El siguiente gesto de la semana llegaba este martes con un viaje a Arizona. El presidente tenía previsto reunirse con la policía de inmigración de la comisaría de Yuma, en la cuádruple frontera de Arizona, California, Baja California y Sonora. Allí iba a celebrar la construcción de 321 kilómetros de muro con México, entre nuevas barreras y reemplazo de las existentes. El muro es real, pero se extiende por el desierto de Sonora, uno de los lugares menos transitados y más peligrosos de la frontera. Para ello, ha sido necesario eliminar todas las restricciones medioambientales y dinamitar lugares sagrados de una reserva india.
La visita al Estado fronterizo es significativa porque Arizona es un laboratorio de procesos lentos y profundos que amenazan seriamente a Trump y los republicanos en noviembre.

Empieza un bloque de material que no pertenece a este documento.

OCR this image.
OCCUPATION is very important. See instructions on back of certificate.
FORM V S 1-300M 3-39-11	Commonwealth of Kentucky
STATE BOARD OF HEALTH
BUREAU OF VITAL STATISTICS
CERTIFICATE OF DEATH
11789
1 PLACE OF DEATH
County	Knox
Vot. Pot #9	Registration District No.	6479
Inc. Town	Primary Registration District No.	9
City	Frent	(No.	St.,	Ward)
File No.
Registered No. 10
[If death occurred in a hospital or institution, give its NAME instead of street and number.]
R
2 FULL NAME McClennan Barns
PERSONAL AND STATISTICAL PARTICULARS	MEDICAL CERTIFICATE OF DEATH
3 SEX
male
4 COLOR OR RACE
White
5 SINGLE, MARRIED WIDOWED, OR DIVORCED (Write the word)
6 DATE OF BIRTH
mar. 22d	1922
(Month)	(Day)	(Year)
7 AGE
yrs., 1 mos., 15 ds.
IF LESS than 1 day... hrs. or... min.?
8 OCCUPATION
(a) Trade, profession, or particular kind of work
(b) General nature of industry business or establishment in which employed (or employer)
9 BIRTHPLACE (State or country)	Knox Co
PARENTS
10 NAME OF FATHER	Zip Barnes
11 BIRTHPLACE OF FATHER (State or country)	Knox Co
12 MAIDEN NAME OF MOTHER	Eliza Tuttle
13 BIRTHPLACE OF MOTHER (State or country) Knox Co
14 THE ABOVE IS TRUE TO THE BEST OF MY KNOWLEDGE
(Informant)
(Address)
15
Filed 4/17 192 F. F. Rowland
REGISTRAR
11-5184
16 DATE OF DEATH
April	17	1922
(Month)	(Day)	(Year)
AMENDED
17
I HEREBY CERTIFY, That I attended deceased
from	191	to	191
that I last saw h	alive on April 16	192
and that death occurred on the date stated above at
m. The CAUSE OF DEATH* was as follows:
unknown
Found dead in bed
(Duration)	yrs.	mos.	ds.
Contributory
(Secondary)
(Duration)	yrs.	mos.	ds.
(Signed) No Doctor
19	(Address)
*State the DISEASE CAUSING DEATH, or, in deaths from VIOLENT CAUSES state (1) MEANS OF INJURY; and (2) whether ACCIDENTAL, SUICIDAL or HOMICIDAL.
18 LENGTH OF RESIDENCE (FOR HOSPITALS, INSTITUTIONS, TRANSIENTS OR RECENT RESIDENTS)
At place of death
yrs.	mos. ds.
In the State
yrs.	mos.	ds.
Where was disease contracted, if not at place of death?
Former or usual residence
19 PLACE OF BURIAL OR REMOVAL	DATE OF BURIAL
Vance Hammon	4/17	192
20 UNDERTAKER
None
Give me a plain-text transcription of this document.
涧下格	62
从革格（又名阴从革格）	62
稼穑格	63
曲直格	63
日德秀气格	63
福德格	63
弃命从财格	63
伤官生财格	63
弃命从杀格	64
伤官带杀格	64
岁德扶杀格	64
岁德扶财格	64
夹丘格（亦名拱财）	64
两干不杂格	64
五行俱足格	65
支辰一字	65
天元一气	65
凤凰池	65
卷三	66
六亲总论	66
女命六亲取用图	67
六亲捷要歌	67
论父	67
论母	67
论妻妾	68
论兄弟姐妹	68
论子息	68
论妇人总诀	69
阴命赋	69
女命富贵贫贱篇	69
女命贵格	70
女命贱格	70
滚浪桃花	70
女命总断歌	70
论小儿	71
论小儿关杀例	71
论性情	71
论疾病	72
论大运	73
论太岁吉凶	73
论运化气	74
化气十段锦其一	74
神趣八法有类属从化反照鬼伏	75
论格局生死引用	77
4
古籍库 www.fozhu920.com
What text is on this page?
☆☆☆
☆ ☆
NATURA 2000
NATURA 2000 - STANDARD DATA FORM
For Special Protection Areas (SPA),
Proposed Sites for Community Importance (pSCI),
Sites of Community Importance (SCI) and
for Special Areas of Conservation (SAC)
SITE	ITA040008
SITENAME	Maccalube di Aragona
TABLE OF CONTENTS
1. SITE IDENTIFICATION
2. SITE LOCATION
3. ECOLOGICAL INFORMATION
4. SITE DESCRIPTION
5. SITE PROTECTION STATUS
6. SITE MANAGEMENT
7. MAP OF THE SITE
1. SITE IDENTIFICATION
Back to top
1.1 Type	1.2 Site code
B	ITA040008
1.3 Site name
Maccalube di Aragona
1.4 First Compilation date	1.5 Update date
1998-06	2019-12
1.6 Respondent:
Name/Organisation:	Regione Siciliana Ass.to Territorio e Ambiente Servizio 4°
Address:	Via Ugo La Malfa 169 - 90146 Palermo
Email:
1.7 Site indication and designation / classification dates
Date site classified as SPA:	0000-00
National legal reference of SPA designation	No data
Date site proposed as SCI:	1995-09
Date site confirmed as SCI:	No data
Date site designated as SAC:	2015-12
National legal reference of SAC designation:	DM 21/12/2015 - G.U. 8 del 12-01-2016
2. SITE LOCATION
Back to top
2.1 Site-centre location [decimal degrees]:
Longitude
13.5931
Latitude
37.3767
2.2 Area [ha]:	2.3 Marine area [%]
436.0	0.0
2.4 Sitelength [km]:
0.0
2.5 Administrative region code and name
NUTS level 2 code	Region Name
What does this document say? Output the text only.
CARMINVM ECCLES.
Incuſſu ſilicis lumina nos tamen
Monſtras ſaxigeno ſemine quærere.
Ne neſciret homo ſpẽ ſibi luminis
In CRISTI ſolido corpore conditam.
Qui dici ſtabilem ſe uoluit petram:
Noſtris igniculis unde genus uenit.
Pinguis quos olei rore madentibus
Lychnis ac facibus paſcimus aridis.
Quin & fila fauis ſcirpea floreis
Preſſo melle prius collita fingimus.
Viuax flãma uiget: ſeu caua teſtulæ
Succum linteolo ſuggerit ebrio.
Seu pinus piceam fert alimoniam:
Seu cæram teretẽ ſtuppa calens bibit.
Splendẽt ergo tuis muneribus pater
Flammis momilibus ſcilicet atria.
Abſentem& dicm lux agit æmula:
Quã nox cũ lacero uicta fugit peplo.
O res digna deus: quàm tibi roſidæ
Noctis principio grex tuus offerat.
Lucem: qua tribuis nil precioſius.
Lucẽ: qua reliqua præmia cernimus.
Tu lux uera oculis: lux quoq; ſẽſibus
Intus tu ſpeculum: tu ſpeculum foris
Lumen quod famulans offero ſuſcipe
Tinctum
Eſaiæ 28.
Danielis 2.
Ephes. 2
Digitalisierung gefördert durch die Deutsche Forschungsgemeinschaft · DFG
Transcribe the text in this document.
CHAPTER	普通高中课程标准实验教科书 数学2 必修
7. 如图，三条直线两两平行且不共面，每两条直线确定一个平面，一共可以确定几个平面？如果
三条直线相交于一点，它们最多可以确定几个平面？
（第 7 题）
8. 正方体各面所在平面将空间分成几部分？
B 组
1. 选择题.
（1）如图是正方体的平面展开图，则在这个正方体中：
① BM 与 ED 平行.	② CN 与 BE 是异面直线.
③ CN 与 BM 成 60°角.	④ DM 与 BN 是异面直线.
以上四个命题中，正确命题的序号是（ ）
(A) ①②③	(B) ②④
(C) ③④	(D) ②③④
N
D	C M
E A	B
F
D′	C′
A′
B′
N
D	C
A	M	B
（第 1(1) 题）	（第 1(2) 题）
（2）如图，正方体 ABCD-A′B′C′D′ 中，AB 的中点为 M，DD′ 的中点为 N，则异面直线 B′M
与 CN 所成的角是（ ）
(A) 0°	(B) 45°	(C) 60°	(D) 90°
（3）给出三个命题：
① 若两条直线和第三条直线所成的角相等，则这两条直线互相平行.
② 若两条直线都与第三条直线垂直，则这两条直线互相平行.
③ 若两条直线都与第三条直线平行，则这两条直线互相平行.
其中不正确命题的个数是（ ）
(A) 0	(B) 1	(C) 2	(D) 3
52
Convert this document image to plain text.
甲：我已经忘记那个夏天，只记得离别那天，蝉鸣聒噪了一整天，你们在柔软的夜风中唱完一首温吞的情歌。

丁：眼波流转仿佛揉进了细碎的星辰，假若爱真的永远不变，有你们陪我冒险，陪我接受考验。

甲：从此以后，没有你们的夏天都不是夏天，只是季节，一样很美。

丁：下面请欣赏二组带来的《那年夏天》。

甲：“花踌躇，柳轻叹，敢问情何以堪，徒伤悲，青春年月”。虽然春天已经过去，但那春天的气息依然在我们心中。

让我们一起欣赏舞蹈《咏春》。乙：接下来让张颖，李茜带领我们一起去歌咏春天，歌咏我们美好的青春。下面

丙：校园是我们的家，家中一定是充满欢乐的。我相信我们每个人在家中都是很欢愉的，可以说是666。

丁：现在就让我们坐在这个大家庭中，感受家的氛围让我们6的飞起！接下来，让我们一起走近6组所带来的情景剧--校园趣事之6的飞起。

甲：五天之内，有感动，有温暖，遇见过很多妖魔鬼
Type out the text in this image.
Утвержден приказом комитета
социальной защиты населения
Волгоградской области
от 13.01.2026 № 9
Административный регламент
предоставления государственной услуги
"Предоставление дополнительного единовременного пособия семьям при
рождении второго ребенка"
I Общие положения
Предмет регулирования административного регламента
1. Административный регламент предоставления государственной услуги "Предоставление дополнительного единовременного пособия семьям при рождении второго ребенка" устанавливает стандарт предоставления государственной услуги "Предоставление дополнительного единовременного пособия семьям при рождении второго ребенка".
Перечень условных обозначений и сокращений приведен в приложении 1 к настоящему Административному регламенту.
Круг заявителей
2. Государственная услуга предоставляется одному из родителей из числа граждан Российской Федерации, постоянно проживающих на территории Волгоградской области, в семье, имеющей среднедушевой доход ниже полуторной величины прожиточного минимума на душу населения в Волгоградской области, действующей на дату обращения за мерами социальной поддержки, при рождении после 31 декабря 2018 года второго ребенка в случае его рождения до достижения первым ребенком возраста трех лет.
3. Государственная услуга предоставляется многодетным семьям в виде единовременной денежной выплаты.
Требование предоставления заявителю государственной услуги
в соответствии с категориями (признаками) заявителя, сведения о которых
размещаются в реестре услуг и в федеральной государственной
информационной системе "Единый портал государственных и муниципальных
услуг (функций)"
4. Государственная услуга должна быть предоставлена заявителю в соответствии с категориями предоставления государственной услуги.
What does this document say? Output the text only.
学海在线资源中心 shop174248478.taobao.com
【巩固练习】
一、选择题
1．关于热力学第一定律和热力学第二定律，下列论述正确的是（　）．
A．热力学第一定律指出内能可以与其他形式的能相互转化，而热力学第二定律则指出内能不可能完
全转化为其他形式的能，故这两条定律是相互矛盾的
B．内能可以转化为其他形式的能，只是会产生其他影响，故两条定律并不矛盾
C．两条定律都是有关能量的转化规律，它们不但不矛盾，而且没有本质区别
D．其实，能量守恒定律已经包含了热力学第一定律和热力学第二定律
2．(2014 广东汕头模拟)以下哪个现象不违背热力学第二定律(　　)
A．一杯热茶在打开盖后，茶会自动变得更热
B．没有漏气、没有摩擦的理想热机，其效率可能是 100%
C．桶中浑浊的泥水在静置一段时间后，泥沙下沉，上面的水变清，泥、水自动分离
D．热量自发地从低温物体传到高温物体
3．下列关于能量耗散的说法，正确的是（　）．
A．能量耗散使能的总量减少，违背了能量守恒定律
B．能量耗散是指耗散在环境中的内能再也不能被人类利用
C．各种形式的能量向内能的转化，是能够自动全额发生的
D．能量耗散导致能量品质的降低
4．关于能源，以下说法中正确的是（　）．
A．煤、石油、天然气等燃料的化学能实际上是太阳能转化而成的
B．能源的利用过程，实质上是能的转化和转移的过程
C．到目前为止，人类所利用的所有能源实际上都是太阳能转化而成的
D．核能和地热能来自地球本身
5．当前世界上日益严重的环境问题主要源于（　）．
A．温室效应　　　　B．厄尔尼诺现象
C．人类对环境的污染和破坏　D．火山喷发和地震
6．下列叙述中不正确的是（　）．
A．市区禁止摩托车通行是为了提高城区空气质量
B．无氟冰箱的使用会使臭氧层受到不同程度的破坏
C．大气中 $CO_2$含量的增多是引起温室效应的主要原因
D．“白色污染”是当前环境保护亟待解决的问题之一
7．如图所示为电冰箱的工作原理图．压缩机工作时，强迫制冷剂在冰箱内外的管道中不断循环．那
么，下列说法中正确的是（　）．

Las ciudades liberales como Phoenix y Tucson están poco a poco ganando la partida al voto rural. Y la retórica de Trump está movilizando a latinos y jóvenes como nunca antes. Arizona será uno de los principales campos de batalla el 3 de noviembre, no solo para decidir la Casa Blanca, sino también la mayoría en el Senado. Arizona está pasando de ser un Estado monocolor republicano a un Estado morado, en el que los demócratas disputan el poder. Trump ganó aquí por 90.000 votos en 2016. De toda la frontera, solo el condado de Yuma votó por él.